There are many potential scenarios for how this saga came to pass. It's quite possible that the true source of Jobs' pronounced weight loss was uncovered in the days between its first disclosure on January 5 and Wednesday's announcement. Anyone who has dealt with serious health issues knows that initial test results aren't always accurate, and that doctors can disagree on diagnoses.
But it seems more likely that Apple has had to beg Jobs to be more forthright about his health, and Jobs, a famously hard-headed man, resisted. CNBC reported Wednesday that two prominent tech industry executives considered close friends of Jobs believed him to be very ill and in "serious denial" regarding his health and its effect on his ability to run Apple.
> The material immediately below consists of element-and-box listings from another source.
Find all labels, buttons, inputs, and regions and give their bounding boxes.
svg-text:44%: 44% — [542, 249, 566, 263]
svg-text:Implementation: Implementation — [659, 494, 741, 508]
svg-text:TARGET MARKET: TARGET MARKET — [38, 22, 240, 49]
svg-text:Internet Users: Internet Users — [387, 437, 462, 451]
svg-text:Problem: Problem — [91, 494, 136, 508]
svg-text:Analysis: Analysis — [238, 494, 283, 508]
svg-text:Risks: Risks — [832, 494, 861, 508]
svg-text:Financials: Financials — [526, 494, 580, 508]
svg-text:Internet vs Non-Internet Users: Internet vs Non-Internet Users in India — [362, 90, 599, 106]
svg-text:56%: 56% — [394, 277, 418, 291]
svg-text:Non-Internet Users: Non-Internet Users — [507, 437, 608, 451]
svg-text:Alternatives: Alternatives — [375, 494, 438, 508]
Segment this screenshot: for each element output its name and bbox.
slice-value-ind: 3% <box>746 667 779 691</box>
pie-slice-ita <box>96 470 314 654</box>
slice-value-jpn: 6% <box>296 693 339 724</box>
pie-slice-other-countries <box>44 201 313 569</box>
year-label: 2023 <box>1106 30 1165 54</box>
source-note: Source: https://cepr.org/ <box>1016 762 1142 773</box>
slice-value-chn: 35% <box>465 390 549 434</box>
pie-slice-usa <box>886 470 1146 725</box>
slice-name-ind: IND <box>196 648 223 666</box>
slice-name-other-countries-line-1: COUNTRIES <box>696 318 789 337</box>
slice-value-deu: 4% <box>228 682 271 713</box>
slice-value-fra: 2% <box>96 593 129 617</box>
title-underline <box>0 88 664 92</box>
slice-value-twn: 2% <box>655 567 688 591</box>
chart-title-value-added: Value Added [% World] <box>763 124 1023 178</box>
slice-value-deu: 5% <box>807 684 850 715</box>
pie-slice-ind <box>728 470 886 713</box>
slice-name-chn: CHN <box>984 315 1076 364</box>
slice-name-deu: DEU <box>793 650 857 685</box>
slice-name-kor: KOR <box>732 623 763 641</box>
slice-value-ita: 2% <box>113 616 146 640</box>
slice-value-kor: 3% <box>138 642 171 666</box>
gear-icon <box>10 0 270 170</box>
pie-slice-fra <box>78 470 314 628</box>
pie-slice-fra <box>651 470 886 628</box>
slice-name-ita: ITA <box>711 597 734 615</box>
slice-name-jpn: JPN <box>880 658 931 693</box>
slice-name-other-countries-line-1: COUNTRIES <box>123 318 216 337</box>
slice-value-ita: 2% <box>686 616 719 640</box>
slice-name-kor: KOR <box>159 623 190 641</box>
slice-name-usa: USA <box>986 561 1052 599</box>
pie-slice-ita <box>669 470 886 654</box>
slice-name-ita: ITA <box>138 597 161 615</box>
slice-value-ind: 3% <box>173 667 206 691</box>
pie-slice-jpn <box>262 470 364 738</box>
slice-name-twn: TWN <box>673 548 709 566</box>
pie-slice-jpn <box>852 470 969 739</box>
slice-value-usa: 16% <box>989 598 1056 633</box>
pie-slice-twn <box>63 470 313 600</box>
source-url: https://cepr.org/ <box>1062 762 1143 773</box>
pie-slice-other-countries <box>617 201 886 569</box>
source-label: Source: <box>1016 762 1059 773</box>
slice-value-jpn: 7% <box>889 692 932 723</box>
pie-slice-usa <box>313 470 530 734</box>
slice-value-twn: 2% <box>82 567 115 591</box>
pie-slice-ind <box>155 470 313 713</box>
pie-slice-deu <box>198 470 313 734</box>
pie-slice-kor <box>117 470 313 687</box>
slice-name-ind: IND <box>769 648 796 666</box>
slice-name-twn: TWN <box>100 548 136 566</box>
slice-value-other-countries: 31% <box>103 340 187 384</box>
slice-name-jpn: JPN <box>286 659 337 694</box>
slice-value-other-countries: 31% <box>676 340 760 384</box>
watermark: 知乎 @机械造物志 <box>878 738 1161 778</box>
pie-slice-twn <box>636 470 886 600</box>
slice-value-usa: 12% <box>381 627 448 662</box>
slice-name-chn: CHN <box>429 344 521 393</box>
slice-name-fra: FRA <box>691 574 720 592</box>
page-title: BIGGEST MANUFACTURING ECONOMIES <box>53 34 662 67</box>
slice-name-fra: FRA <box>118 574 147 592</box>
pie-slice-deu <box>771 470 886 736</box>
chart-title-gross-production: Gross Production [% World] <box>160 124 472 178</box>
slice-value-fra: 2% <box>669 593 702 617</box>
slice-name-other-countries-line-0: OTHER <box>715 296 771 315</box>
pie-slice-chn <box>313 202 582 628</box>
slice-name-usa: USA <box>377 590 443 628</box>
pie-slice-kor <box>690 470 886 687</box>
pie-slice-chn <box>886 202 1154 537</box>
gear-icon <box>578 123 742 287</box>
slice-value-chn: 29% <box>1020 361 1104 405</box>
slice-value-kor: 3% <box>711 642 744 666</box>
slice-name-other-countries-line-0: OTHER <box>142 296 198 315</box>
When Jobs was first diagnosed with a rare form of pancreatic cancer in October 2003, he kept the diagnosis secret for nine months while pursuing alternative medical treatments that troubled some of his confidants, according to a March 2008 Fortune story. That strategy ended once his tumor began to grow, and Apple announced that he had undergone successful surgery to remove the tumor after the operation.
In the years that followed, Apple occasionally had to deal with rumors regarding Jobs' health, but nothing like what followed his appearance at Apple's Worldwide Developers Conference in June--he appeared to have lost a significant amount of weight. At that time, Apple insisted Jobs' health was a private matter.
When Apple announced that Jobs would be skipping Macworld, it stuck with that communications strategy, deflecting all questions about his health even though the decision appeared to happen very quickly and took IDG completely by surprise.
A few weeks later, a Gizmodo report that his health was "declining rapidly" finally appeared to spur Apple into commenting directly on Jobs' health just before Macworld started. But the information they released on January 5 does not square with the information released Wednesday, and regardless of the company's intent, that is troubling to outsiders.
Jobs is widely believed to personally approve every piece of official communication that emerges from Apple. It seems clear that he detested having to make the initial statement, writing "so now I've said more than I wanted to say, and all that I am going to say, about this."
But as much as Jobs may have liked that to be the case, it was never going to be so. That's because once Apple opened the door to the idea that Jobs' health was public information, there was no going back. And if it wasn't completely forthright about the state of Jobs' health on January 5, it has also opened the door to legal action.
Did Jobs deceive Apple and shareholders regarding his health? No one has uncovered hard evidence that he did. But it sure looks bad, and securities lawyers are sure to exploit the situation given the drop in Apple's stock in after-hours trading Wednesday and a further drop Thursday.
Apple is a notoriously secretive company. That strategy has allowed Apple to generate hype better than perhaps any company in America, but it could have backfired in a big way Wednesday. So how can Apple respond?
Lay bare the succession plan, said Patrick McGurn, special counsel at RiskMetrics Group's ISS Governance Services. Tim Cook will run Apple while Jobs is recuperating, but the board of directors needs to reassure investors that it has a long-term plan for providing Apple with leadership, whether that's Cook or anyone else on the management team.
"That's where the uncertainty is. No one can predict the health issues, (but investors are) looking for some level of assurance that the board does have a plan in place" for a post-Steve Jobs Apple, McGurn said.
Apple has hinted at such a plan in the past, but hints won't cut it anymore. And that's going to be a very difficult thing for a company raised in a culture of secrecy to do, especially while Jobs is still its CEO.